Trump’s 2024 moon target in jeopardy, says acting NASA chief

It is widely expected that the 2024 target, which was four years earlier than originally planned, would be impossible to achieve as a new rocket, capsule, lunar lander and other components have yet to be developed and fully tested.

But Jurczyk’s comments Tuesday are the first public acknowledgment by the space agency that the aggressive timeline, which former vice president Mike Pence announced in 2019, is in jeopardy.

A major obstacle is simply funding a project that is estimated to cost $ 30 billion.

Congress has allocated more than $ 23 billion to NASA in the omnibus fiscal bill for 2021. That included about $ 850 million to start buying a lunar lander, much less than the $ 3.3 billion requested by NASA.

The NASA Inspector General also released a report in November in which the landing of astronauts on the moon by 2024 was the biggest challenge facing the agency. And another IG report also released in the month found that the Gateway, a small habitat that orbits the moon and is designed to facilitate lunar transmissions, is unlikely to be ready by 2024.

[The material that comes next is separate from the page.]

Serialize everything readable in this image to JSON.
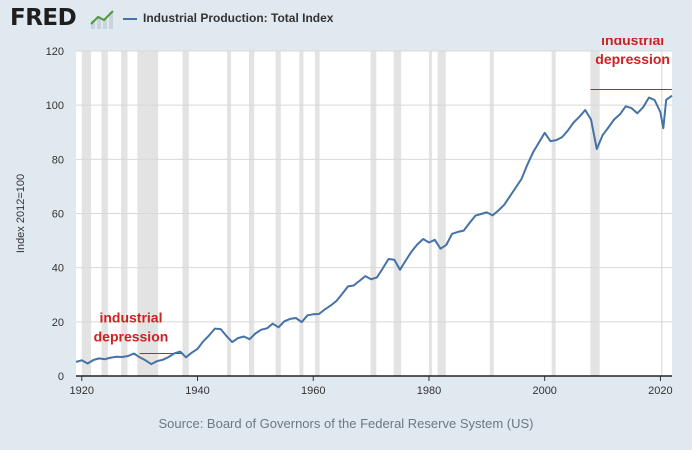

Jurczyk, who worked at NASA for three decades before being used to run the agency until President Joe Biden appointed a permanent administrator, said the agency was now awaiting feedback from the White House Office of Management and Budget on NASA’s budget proposal for 2022 in the budget, which was produced under the Trump administration.

This will give an early indication of the new government’s intentions for the space agency and help determine if the lunar objective is still possible.

NASA officials are also reviewing space company proposals to build a landing system to bring humans to the lunar surface.

Jurczyk said NASA could then determine what level of funding it needs to meet by the 2024 deadline, or if it is too ambitious, the earliest that it can send astronauts safely to the moon.

Under the current plan, Artemis I, without crew, is expected to launch in 2021, followed by Artemis II, which would fly astronauts past the moon in 2023. Artemis III, currently set for 2024, will land a crew on the moon.

The Trump administration tried to make the deadline a reality, despite the fact that many people in the space community said it was not technically possible and that Democrats criticized it as a political ploy to end of the second Trump term would happen if he were re-elected.

Recently in December, former NASA chief Jim Bridenstine was unwilling to return from the 2024 deadline. But he also acknowledged that the Artemis program “must go back to the drawing board” without the necessary funding.